Além de seus romances, vale ressaltar ensaios como Playing in the dark, extraído de suas conferências na Harvard, no qual pode-se observar a natureza radical de suas análises e suas observações: “Eu falo da construção da brancura em literatura. Como a literatura se torna ‘nacional’, como Melville ou Twain tiveram a ideia do branco que eles eram, imaginando o negro: sua linguagem, estranha, diferente, quase estrangeira; o modo de associar os negros a certos traços: a violência, a sexualidade, a raiva ou, se for um bom negro, o servilismo, o amor. O que não tem nada a ver com a realidade, mas é a maneira como os brancos imaginam os negros. Por exemplo, eu estudo Benito Cereno, de Melville, em que o homem branco não consegue imaginar que o negro possa fazer algo inteligente. Em Hemingway (em Ter e não ter, O Jardim do Éden), Saul Bellow, Flannery O'Connor, Willa Cather, Carson McCullers, Faulkner ... eles contemplam corpos negros para refletir sobre si mesmos, sobre sua própria moralidade, sua própria violência, sua própria capacidade de amar, ter medo etc.” 
E Morrison não reflete só sobre os preconceitos que constroem o tecido social, mas também sobre a escrita.
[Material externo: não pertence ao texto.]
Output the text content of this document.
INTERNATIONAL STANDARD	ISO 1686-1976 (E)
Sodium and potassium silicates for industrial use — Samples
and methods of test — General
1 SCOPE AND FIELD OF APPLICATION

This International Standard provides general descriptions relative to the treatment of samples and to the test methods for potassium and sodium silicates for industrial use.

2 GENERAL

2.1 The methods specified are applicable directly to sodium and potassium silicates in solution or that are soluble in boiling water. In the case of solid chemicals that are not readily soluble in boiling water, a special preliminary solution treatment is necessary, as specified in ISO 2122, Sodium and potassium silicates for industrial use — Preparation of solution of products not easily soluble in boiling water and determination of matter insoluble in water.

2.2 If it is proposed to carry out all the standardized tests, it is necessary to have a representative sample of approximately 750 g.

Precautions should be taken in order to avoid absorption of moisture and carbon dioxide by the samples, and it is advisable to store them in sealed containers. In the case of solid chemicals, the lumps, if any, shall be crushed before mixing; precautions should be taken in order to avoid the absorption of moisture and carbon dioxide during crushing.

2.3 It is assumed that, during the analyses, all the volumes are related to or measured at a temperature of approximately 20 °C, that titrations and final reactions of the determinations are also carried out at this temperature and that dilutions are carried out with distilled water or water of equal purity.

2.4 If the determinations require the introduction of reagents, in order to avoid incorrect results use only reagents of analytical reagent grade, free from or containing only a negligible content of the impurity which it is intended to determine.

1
Em 1998, referindo-se a Jazz, publicado em 1992, afirmou depois de ter sido acusada de “não respeitar o que fundamenta todo o romance, a unicidade da voz narrativa”: “Hoje, ser moderno é um crime!”, “Sem falar daqueles que me colam a etiqueta de “realismo mágico”, evocando alguma proximidade com Garcia Márquez, o que não faz sentido. ‘Realismo Mágico’ é o que dizemos quando não sabemos o que dizer, para ‘literatura não branca’”.
Por fim, leitores, espero que essas garatujas lhes deixem algo do espírito da Sra. Morrison, que gostaria, lessem um dia.